Un nuevo horizonte
El aire en la Arena Principal sabía a ozono y a metal calcinado, el regusto metálico de una revolución comprada con chatarra. Leo Valenti se arrastró fuera de los restos humeantes del Chatarra-09, sintiendo cada fibra de su cuerpo protestar. El sistema de deuda, esa red invisible que durante años había asfixiado a generaciones de su familia, se había desintegrado junto con el bastidor de su máquina. En la pantalla maestra, el rostro de Kaelen, antes imperturbable, se repetía en un bucle infinito: la confesión pública de su asesinato institucional, transmitida a cada rincón de la academia.

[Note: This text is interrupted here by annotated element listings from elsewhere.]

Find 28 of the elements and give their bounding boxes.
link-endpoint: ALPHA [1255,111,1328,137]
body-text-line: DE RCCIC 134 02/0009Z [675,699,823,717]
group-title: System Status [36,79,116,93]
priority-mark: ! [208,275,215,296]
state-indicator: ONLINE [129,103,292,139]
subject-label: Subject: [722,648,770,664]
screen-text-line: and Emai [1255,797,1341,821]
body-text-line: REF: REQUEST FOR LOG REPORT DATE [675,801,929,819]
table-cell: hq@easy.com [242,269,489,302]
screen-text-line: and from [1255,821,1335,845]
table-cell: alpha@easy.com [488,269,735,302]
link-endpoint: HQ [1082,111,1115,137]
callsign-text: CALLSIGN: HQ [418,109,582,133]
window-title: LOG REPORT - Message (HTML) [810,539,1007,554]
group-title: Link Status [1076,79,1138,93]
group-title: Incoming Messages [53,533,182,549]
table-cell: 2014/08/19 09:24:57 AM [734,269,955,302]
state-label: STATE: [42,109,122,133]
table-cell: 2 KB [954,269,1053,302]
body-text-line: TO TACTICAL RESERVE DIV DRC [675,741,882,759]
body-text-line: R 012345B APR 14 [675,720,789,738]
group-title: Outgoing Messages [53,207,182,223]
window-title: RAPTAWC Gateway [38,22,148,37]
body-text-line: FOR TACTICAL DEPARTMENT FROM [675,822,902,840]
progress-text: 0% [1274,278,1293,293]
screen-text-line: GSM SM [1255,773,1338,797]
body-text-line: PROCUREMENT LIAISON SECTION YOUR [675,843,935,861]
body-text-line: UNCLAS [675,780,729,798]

—El sistema ha muerto, Leo —la voz de Valky rompió el silencio. Estaba de pie cerca de la salida, con la armadura de élite cubierta de hollín y el visor levantado. Sus ojos, antes fríos, ahora ardían con una resolución nueva—. He roto el enlace. Ya no tienen control sobre nuestras firmas digitales, pero eso solo significa que ahora somos fantasmas para ellos. Mira arriba.
Leo levantó la vista. El cielo, antes despejado, se oscurecía con una sombra antinatural. Tres naves de transporte corporativas, pintadas con el gris estéril de la élite, descendían como aves de rapiña. No eran patrullas de rescate; eran escuadrones de purga. Kaelen había caído, pero la maquinaria que lo alimentaba no iba a permitir que la verdad sobre la manipulación de las deudas sobreviviera a la noche.
—Al taller —ordenó Leo, ignorando el dolor punzante en sus costillas. Si los registros maestros de la manipulación caían en manos de la Corporación, el sacrificio de su padre quedaría en nada.
El refugio en el Sector 7 era poco más que un agujero en la pared, pero era el único lugar donde aún quedaban terminales sin purgar. Mientras las naves corporativas bombardeaban selectivamente los hangares, Leo y Valky se atrincheraron entre los restos de viejos prototipos. Leo conectó su terminal portátil, sus dedos manchados de grasa volando sobre el teclado. La deuda de su familia no era un error, era un algoritmo diseñado para la servidumbre perpetua. Al ver los datos, la traición golpeó con más fuerza que el impacto del duelo.
—¿Por qué me ayudas, Valky? —preguntó Leo, sin dejar de teclear—. Podrías haber entregado esto a la seguridad y mantener tu rango.
Ella se detuvo, mirando la escotilla sellada que vibraba con cada explosión externa. —Porque vi lo que hiciste con un bastidor de chatarra. La élite no busca talento, Leo, busca propiedad. Prefiero ser una desertora que una pieza de repuesto.
El tiempo se agotaba. Las naves habían desplegado escuadrones de asalto. Leo utilizó un viejo transmisor de emergencia para hackear la señal de las naves, inyectando un código de error masivo en sus sistemas de navegación. Fue una maniobra de último segundo: una distracción lo suficientemente caótica para forzar una retirada táctica de los escuadrones que ya cerraban el perímetro.
—¡Ahora! —gritó Valky.
Corrieron hacia la salida trasera, dejando atrás el infierno de fuego y metal de la academia. Llegaron a las colinas del Sector 7, donde el aire estaba limpio de humo, pero cargado de una tensión eléctrica. Desde la altura, observaron cómo la Academia de Hierro era reducida a cenizas por el bombardeo corporativo.
Leo se apoyó en una roca, mirando su mano derecha, donde la marca de la última sincronización aún palpitaba. El módulo estaba destruido, pero la verdad sobre Kaelen era ahora un hecho histórico que resonaba más allá de los muros de la academia. En el horizonte, más allá de los límites del Sector 7, se vislumbraba la silueta de la capital industrial, el verdadero corazón de la Corporación.
—La deuda ya no existe —dijo Leo, su voz áspera—. Pero el sistema que la creó sigue ahí fuera. Matamos a la cabeza, pero el cuerpo sigue moviéndose.
Un zumbido grave hizo vibrar el suelo. A lo lejos, naves mucho más grandes que las anteriores comenzaban a descender sobre la capital. El juego de rango en la academia había terminado, pero el ascenso apenas comenzaba. Leo miró hacia la capital, consciente de que la verdadera guerra por el control del combustible y la libertad apenas acababa de empezar. El horizonte de hierro los esperaba.